Gustave Flaubert, Salammbô, lu par Eric Herson-Macarel

Quel bazar, quel bric-à-brac ! Tissus, draperies, boules d’or, omoplates de mouton, planchettes de sycomore, cornes pleines de baume, jarres d’étain, vases d’argent, urine de lynx, carapaces de tortues toutes pleines de perles, … sans compter les choses mystérieuses qui n’avaient pas de nom et d’une incalculable valeur. Ce roman est une vraie caverne d’Ali Baba, un vide-grenier de luxe !

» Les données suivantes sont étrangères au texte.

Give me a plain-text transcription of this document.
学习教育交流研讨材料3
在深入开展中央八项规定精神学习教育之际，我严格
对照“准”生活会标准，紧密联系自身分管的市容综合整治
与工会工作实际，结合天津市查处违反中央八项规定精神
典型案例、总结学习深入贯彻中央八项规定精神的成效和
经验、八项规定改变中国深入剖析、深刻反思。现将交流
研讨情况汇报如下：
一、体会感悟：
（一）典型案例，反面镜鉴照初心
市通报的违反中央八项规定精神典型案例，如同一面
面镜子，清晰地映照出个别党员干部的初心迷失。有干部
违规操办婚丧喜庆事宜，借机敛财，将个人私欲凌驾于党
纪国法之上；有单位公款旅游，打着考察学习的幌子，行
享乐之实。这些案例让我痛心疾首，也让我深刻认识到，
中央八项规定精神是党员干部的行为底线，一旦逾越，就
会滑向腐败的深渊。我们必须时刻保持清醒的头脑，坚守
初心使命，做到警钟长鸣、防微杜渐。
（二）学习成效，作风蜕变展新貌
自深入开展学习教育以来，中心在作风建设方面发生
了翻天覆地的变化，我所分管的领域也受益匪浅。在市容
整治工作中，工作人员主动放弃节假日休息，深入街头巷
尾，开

Gustave Flaubert ne lésine pas sur les moyens. Du sang, des tripes et des amours contrariés. Il nous entraîne dans une super-production entre heroic fantasy, péplum et délire orientaliste. Il a un sens des images certain : singes brûlés qui tombent des arbres encore fumants et lions crucifiés ont de quoi frapper l’imagination. Comme chez Molière, le valet mène la danse. J’étais un peu curieuse de savoir ce qu’allaient devenir vierge un peu folle, pétrie de superstitions, papa tyrannique et barbare indécis mais c’était vraiment trop pesant.

J’ai eu beau me dire : Mais tout de même, c’est du Flaubert, cultive-toi un peu. J’ai craqué au bout de 5 heures. Même un lecteur excellentissime n’aurait pu, je crois, me retenir jusqu’au bout.